The selection system 9 has, for example, three selection regions 2 a- 2 c. In FIG. 8, the induction voltages are 16 a, 16 b, 16 of all three coils of the selection areas c shown. On the basis of the positions of the minima 17 , it can be determined at which local positions the selection areas of the selection system are located. This enables the control computer to identify production-related fluctuations in the locations of the selection areas and to correctly control the coils of the selection areas by adjusting the selection times for the selection elements, which reduces the tolerance requirements on the selection system and thus reduces production costs. The minima 18 a, 18 b, and 18c represent the sequential passage of the same selection element through the three selection areas of the selection system. The distances 19 a and 19 b are a measure of the position of the selection areas of the selection system.

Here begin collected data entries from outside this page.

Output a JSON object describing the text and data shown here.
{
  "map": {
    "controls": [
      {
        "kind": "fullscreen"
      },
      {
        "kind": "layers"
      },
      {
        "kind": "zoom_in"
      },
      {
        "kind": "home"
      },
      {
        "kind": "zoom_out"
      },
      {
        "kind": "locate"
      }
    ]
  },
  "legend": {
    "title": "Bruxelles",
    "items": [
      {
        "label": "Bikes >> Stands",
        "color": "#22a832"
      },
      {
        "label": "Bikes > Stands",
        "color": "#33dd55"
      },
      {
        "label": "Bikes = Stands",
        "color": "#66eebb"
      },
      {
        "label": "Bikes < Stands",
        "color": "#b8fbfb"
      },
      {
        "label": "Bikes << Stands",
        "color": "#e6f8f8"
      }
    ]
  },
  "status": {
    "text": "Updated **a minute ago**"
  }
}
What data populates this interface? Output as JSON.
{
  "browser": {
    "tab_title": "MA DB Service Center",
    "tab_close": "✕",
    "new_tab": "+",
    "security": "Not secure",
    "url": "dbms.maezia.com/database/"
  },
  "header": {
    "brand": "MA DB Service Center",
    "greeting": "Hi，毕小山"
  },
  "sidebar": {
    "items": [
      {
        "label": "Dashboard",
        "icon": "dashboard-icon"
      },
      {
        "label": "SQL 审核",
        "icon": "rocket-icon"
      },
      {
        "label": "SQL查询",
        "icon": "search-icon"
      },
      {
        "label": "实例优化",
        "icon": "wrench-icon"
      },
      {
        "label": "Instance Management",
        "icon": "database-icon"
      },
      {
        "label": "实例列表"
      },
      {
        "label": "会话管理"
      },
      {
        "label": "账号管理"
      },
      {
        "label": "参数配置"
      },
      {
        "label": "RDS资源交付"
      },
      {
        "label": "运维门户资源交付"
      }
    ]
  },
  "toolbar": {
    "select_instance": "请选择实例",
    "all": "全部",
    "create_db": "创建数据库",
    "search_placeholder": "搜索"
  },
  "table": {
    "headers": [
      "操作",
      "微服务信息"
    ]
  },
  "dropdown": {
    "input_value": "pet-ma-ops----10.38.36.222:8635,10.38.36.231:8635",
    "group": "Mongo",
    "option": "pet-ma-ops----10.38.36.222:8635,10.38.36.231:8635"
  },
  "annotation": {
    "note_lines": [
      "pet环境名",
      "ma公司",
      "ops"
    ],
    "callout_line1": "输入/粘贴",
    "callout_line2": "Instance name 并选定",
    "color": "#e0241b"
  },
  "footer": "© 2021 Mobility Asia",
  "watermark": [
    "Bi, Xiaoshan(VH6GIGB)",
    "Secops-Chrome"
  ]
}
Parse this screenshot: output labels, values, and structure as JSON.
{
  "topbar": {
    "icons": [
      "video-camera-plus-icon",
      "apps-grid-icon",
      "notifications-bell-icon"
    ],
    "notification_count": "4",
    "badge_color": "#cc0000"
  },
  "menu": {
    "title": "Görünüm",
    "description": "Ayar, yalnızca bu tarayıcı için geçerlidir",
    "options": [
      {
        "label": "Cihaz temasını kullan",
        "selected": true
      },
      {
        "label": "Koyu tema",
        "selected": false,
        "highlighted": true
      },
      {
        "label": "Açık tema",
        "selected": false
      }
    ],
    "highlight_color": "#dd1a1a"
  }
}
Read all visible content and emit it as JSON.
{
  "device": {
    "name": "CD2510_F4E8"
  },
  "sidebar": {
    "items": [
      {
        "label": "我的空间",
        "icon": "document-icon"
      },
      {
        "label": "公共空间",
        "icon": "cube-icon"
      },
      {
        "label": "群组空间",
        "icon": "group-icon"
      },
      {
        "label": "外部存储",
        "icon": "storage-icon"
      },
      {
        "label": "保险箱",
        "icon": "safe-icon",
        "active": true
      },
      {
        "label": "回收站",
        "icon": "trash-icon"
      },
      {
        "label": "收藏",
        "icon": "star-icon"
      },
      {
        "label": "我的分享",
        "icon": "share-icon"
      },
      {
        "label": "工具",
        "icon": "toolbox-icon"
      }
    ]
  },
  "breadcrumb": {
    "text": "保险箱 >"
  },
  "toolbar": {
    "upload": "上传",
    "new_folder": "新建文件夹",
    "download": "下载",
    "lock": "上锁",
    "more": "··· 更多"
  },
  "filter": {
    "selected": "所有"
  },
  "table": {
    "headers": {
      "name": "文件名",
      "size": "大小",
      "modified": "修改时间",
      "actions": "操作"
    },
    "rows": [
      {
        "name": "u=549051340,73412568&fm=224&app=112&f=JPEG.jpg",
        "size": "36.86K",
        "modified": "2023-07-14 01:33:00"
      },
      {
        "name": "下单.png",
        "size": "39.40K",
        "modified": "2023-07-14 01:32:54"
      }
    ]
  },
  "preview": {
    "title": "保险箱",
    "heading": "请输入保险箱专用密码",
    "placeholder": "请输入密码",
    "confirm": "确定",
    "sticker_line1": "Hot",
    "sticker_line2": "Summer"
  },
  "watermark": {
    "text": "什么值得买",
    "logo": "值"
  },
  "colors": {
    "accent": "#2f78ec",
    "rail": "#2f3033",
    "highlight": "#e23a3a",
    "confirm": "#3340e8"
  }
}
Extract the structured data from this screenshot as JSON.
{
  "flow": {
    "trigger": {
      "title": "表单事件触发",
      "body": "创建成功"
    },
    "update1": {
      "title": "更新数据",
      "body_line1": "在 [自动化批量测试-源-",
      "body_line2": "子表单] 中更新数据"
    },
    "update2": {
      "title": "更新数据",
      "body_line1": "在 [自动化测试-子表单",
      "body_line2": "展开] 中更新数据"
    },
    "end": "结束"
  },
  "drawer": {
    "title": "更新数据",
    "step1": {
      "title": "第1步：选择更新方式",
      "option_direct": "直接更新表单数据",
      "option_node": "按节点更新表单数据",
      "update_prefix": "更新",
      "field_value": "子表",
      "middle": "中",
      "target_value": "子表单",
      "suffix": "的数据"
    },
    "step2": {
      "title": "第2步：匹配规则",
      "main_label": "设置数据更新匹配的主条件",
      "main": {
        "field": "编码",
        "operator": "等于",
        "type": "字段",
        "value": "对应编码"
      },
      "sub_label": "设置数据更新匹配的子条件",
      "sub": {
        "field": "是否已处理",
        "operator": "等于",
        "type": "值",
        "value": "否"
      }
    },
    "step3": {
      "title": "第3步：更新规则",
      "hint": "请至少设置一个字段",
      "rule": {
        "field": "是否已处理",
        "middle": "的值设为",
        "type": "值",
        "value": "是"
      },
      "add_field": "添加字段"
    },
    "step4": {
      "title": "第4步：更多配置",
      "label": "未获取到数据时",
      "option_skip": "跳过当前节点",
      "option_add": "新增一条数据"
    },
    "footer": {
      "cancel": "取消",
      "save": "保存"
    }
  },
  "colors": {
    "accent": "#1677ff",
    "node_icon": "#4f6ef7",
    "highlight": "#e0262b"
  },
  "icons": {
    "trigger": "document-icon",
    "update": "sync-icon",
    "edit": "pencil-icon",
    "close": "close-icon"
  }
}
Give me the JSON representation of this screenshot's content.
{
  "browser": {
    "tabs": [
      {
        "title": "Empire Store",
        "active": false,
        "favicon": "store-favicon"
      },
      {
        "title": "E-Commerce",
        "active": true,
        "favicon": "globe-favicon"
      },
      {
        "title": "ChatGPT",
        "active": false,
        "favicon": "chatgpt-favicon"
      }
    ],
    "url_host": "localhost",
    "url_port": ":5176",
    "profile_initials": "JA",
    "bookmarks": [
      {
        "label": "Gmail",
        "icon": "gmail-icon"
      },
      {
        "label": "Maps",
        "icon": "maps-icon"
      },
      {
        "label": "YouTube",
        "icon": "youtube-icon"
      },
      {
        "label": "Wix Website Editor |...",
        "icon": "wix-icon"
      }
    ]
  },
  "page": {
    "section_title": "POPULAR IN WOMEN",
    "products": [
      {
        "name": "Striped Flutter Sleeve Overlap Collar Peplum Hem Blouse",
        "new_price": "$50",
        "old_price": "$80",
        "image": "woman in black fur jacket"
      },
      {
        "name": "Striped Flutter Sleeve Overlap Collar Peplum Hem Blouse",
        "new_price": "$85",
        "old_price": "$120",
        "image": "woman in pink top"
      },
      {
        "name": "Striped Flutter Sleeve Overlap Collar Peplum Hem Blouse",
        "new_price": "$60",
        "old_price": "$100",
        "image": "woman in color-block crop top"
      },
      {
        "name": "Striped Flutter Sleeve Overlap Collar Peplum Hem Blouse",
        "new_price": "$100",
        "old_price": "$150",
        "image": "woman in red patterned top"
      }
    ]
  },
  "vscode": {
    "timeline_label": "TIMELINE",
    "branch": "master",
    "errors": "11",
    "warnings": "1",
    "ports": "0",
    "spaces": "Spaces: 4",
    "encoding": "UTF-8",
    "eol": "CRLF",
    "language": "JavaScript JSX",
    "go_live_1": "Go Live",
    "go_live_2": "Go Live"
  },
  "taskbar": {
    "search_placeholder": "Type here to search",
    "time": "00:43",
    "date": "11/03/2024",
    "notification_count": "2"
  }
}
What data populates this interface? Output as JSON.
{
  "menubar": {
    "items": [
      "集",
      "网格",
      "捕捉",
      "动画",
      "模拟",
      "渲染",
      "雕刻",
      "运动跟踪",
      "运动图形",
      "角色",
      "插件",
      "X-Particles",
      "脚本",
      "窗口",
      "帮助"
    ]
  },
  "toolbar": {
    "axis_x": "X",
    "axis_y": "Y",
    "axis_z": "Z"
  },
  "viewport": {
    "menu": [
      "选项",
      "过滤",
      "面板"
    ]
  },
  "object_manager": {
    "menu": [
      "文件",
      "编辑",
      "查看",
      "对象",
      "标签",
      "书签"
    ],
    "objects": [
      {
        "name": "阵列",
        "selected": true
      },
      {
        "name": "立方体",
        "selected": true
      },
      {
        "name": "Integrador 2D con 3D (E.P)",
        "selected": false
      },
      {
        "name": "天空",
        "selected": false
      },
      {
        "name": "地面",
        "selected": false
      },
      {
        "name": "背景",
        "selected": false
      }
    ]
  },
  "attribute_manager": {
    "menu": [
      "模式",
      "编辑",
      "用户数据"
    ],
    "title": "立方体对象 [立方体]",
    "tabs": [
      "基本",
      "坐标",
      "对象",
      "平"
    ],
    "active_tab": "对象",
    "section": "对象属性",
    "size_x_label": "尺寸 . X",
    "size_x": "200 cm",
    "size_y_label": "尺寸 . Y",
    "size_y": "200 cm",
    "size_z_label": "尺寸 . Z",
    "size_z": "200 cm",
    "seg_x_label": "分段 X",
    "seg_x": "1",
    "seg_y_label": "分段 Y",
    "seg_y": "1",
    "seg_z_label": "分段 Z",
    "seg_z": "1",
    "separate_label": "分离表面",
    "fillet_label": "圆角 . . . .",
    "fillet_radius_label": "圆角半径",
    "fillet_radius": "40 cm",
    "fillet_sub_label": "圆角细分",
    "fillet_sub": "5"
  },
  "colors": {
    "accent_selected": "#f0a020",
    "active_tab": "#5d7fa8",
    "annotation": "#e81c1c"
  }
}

In the above description it was assumed that the already existing control coils of the selection system are used to generate the induction voltages 5 , 16 a- 16 c. However, it can also be provided that separate coils, Hall elements or similar means are provided in / on the selection system to generate these voltages.

Claims (4)

1. A method for setting the needle clock of an electromagnetic needle selection device of a knitting machine, wherein Selectionsele elements are moved during operation of the knitting machine via the needle selection device, and wherein the needle selection device is provided with means which generate electrical signals when the selection elements are moved via the needle selection device, characterized in that that the control coil is used for signal generation. 2. The method according to claim 1, characterized in that
that the signals are fed to a control computer and their shape and distances are stored,
that the stored signals with the pulses of Nadeltak tes ( 6 ) of the computer are compared, and
that the sequence of the pulses of the needle clock ( 6 ) is varied by the computer until the position of the pulses of the needle clock to the signals ( 5 , 16 a- 16 c) is in a defined temporal and local position to each other. 3. The method according to claim 1, characterized in that a separate coil is used for signal formation.   4. The method according to claim 1 or 2, characterized in that the accuracy of the adjustment from the signal ( 5 , 16 a- 16 c) is derived abge.